Ulrich hatte sie rasch umfaßt und herausgehoben, denn die am Boden sich wild aufbäumenden und schlagenden Thiere brachten den Wagen immer noch in einige Gefahr. Es waren nur wenige Secunden, während er sie über die Brücke trug, aber während dieser Secunden hefteten sich die dunkeln Augen fest auf den Mann, der sich mit solcher Todesverachtung fast unter die Hufe ihrer Pferde geworfen, und sein Blick streifte das schöne blasse Antlitz, das der Gefahr so muthig Stand gehalten – vielleicht war es dem jungen Bergmann gar zu ungewohnt, auf einmal ein weiches schillerndes Seidengewand im Arme, und sich von dem weißen luftigen Schleier umweht zu fühlen, der über seiner Schulter flatterte, ein Ausdruck der Verwirrung glitt über seine Züge, und hastig, beinahe ungestüm, setzte er die Dame drüben nieder.
Eugenie zitterte noch leise, als ihre Lippen sich zu einem tiefen freien Athemzuge öffneten, das war aber auch das einzige Zeichen der überstandenen Angst.
„Ich – ich danke Ihnen! Sehen Sie nach Herrn Berkow!“
Ulrich, der bereits im Begriff stand, dies zu thun, hielt befremdet inne. „Sehen Sie nach Herrn Berkow“, sagte die junge Frau, in einem Momente, wo jede angstvoll den Namen ihres Mannes gerufen hätte, und sie sagte es sehr kühl, sehr ruhig; eine Ahnung von dem, was die Herren an der Terrasse vorhin so ausführlich besprochen, dämmerte in dem jungen Bergmanne auf, er wandte sich um und ging nach „Herrn Berkow“ zu sehen.
Dieser bedurfte indessen seines Beistandes nicht mehr; er war bereits allein ausgestiegen und herübergekommen. Arthur Berkow hatte auch bei dieser Katastrophe seine passiv gleichgültige Natur nicht verleugnet. Als die Gefahr so unvermuthet hereinbrach und seine junge Gattin Miene machte, aus dem Wagen zu springen, hatte er nur die Hand auf ihren Arm gelegt und leise gesagt: „Bleib’ sitzen, Eugenie! Du bist verloren, wenn Du den Sprung wagst!“ Dann war kein Wort, keine Sylbe weiter zwischen ihnen gewechselt worden, aber während Eugenie aufrecht im Wagen stand, nach Hülfe ausblickend und entschlossen, im letzten Moment dennoch das Aeußerste zu wagen, verharrte Arthur unbeweglich auf seinem Platze; nur als man sich der Brücke näherte, hatte er einen Augenblick lang die Hand über die Augen gelegt, und hätte sich wahrscheinlich mit dem Gefährt zerschellen lassen, wäre nicht gerade im entscheidenden Moment die Hülfe gekommen.

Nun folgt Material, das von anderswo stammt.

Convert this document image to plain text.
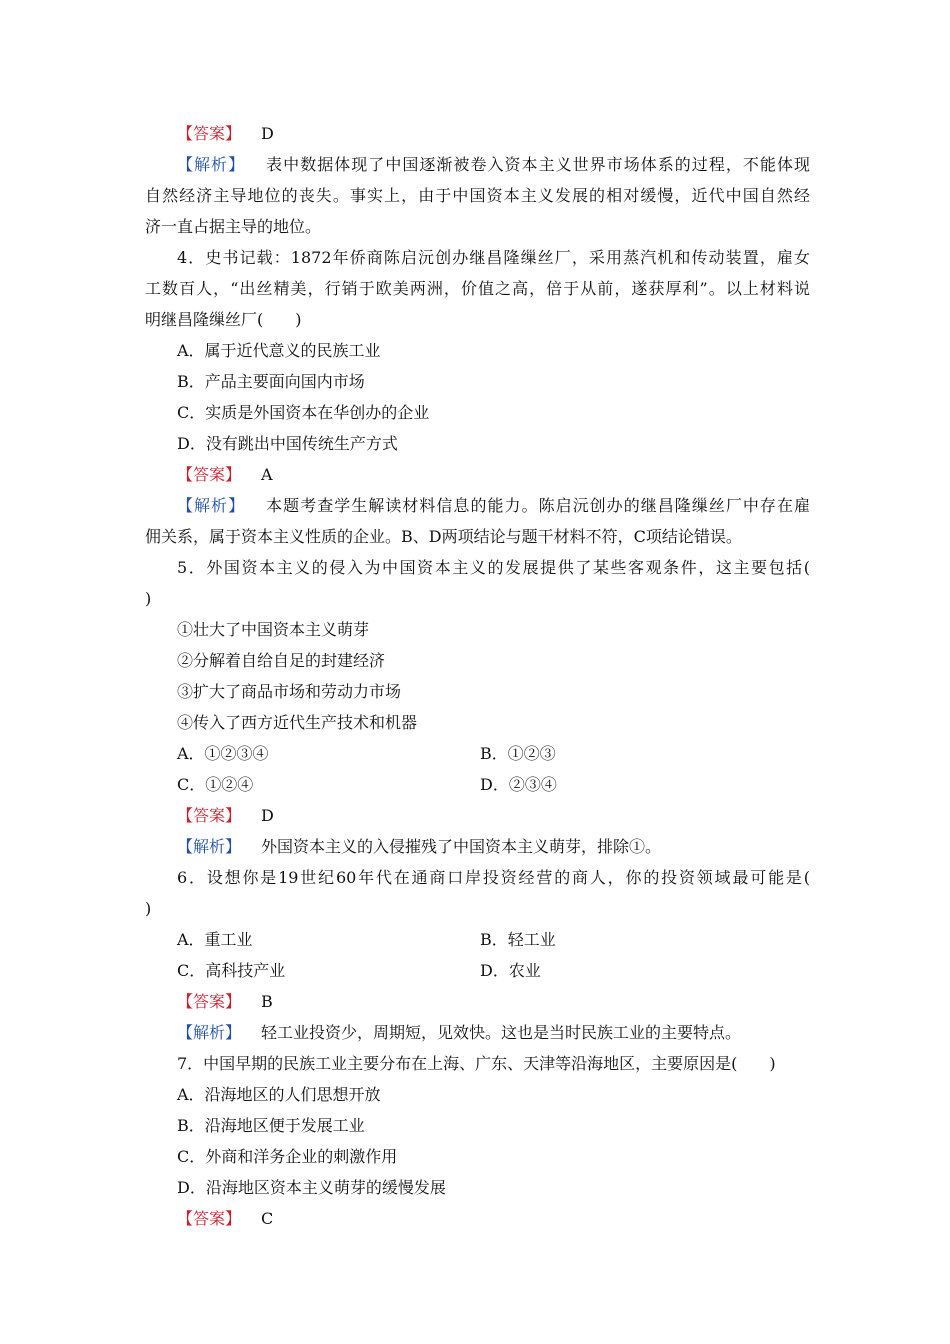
【答案】 D
【解析】 表中数据体现了中国逐渐被卷入资本主义世界市场体系的过程，不能体现
自然经济主导地位的丧失。事实上，由于中国资本主义发展的相对缓慢，近代中国自然经
济一直占据主导的地位。
4．史书记载：1872年侨商陈启沅创办继昌隆缫丝厂，采用蒸汽机和传动装置，雇女
工数百人，“出丝精美，行销于欧美两洲，价值之高，倍于从前，遂获厚利”。以上材料说
明继昌隆缫丝厂(　　)
A．属于近代意义的民族工业
B．产品主要面向国内市场
C．实质是外国资本在华创办的企业
D．没有跳出中国传统生产方式
【答案】 A
【解析】 本题考查学生解读材料信息的能力。陈启沅创办的继昌隆缫丝厂中存在雇
佣关系，属于资本主义性质的企业。B、D两项结论与题干材料不符，C项结论错误。
5．外国资本主义的侵入为中国资本主义的发展提供了某些客观条件，这主要包括(
)
①壮大了中国资本主义萌芽
②分解着自给自足的封建经济
③扩大了商品市场和劳动力市场
④传入了西方近代生产技术和机器
A．①②③④	B．①②③
C．①②④	D．②③④
【答案】 D
【解析】 外国资本主义的入侵摧残了中国资本主义萌芽，排除①。
6．设想你是19世纪60年代在通商口岸投资经营的商人，你的投资领域最可能是(
)
A．重工业	B．轻工业
C．高科技产业	D．农业
【答案】 B
【解析】 轻工业投资少，周期短，见效快。这也是当时民族工业的主要特点。
7．中国早期的民族工业主要分布在上海、广东、天津等沿海地区，主要原因是(　　)
A．沿海地区的人们思想开放
B．沿海地区便于发展工业
C．外商和洋务企业的刺激作用
D．沿海地区资本主义萌芽的缓慢发展
【答案】 C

Gegenwärtig stand er am Geländer der Brücke, vielleicht um einen Schein bleicher als gewöhnlich, aber ohne Zittern, ohne jede äußere Spur der Erregung; ob er sie überhaupt nicht empfunden hatte, ob er sie bereits beherrschte – Ulrich mußte sich gestehen, daß in dieser Apathie zum Mindesten etwas Ungewöhnliches liege. Der junge Erbe hatte eben noch dem Tode in’s Auge gesehen und jetzt sah er ihn an, als sei ihm dieser energische Retter aus der Todesgefahr eine unfaßbare Merkwürdigkeit.
Die jetzt ziemlich überflüssige Hülfe kam nun von allen Seiten herbei. Zwanzig Hände regten sich auf einmal, die gestürzten Pferde wieder aufzurichten und dem vor Schreck noch immer halb besinnungslosen Kutscher herabzuhelfen. Der ganze Schwall der Beamten drängte sich herbei und umgab das junge Ehepaar mit Bedauern, Theilnahme und Beileidsbezeigungen aller Art. Man erschöpfte sich in Fragen und Hülfsleistungen, man konnte gar nicht begreifen, wie das Unglück hatte geschehen können, und maß den Schüssen, dem Kutscher und den Pferden abwechselnd die Schuld bei. Arthur ließ das einige Minuten lang völlig passiv über sich ergehen, dann machte er eine abwehrende Bewegung.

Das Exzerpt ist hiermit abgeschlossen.